Talking Points: The book aims to look at the past and understand our anthropocenic climate impact to see if we can alter it to avoid a perilous future.

Introduction:

p. 1: Do you agree with Voltaire’s assessment that three things excercise a constant influence over the minds of men: climate, government and religion? In that order?

p. 3: Were any of you alive in 1986? That spring the the reactor at Chernobyl exploded. Did you know that the United States Government Accountability Office reported more than 150 incidents from 2001 to 2006 of nuclear plants not performing within acceptable safety guidelines? According to a 2010 survey of energy accidents, there have been at least 56 accidents at nuclear reactors in the United States (defined as incidents that either resulted in the loss of human life or more than US$50,000 of property damage). The most serious of these was the Three Mile Island accident in 1979. Davis-Besse Nuclear Power Plant has been the source of two of the top five most dangerous nuclear incidents in the United States since 1979.

p. 4: What do you understand by climate disruption?

p. 7: Can you recall some old and new ways of understanding the climate? What about new and exciting “climate archives”?

p. 11: What does ENSO stand for?

p. 13: How do climate and temperature shape biodiversity?

p. 15: What caused the first radical anthropogenic impact on climate?

p. 16: Can you give an example of climate knock-on effects?

p. 17: Why do scientists say that air pollution is lethal? What is the estimate cost of health damages associated with exposure to air pollution (according teh the World Bank p. 18)?

p. 30-34: What do you know about the climate impact of the Chicxulub asteroid strike?

p. 35: What preceded the Zanclean flood?

p. 38: What do you know about the role of fossil fuel and the reshaping of the British Empire?

On the Origins of Our Species

p. 41: About 7 million years ago, the human lineage diverged from that of apes, but the geographical origins of Homo Sapiens remain something of a mystery.
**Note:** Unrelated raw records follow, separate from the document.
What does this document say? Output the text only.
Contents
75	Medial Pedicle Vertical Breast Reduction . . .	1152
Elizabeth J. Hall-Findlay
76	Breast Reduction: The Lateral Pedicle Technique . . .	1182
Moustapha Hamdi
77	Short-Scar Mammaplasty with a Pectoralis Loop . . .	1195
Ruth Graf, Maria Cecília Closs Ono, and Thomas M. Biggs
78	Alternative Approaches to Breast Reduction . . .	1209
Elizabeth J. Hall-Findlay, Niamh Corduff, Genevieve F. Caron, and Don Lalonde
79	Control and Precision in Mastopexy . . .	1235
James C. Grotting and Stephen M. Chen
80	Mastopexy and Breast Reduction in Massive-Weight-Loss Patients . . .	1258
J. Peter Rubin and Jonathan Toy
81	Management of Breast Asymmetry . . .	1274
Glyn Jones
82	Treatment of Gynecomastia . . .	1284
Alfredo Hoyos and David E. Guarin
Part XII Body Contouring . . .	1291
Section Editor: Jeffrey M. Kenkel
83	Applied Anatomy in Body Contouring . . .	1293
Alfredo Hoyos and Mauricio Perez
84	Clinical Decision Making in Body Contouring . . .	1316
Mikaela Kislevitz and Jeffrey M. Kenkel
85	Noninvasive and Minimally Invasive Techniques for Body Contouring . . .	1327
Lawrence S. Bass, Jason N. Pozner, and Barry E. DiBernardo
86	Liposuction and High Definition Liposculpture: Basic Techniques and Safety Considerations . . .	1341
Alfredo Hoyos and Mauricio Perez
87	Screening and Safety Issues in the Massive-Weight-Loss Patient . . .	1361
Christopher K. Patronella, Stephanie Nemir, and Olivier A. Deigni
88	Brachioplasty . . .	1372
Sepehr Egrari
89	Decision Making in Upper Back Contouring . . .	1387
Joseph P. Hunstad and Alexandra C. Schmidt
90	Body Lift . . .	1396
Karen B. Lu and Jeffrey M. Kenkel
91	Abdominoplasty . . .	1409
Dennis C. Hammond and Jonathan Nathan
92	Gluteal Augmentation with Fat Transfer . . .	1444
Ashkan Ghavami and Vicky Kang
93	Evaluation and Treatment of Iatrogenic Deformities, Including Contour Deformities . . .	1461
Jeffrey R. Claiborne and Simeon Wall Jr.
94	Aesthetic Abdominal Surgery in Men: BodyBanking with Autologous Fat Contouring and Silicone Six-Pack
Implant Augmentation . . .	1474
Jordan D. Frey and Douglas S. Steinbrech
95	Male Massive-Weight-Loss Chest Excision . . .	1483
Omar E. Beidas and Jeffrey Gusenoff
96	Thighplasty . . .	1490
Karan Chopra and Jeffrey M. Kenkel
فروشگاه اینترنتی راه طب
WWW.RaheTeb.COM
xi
Why?

p. 42. How is the evolution of hominins connected to shifting climate patterns?

p.45. What coping mechanisms for extremely challenging climate spells, does the author discuss? What evidence is mentioned behind bodies entering a hypometabolic state, 450,000 years ago in Northern Spain?

p. 50: What contributed to the disapearance of the Neanderthal population in Europe, 40,000 years ago?

p. 53-61: Deglaciation around 19,000 years ago, and the rise in temperatures between 16,000-10,000 years ago, in addition to an abrupt cooling 12,900 years ago continued the list of climate shocks, which became more stable with the onset of the Holocene. How did this climatic changes impact the human history?

Human Interactions with Ecologies

p. 63-71: With the Halocene a long period of stable weather patterns appears which seems to have encouraged human settlements, and with them, sedentrism and the rise in human popuation.

p. 72: Given the stable weather patterns, waves of migration opened. With them the diversification of genetic variants associated with skin color became more evident. Darker skin proveded UV protection in equatorial zones, and thus, the populations settled there will benefit from that protection. Lighter skin maximizes vitamin D production and became associated with populations living in the more mountousous, nordic areas. What gene was particulary common with the wet Eurasian population?

p. 73: What is the Goldilocks abrupt climate change event? What was its impact?

p. 74-78 What do we know about early human adaptation to climate change?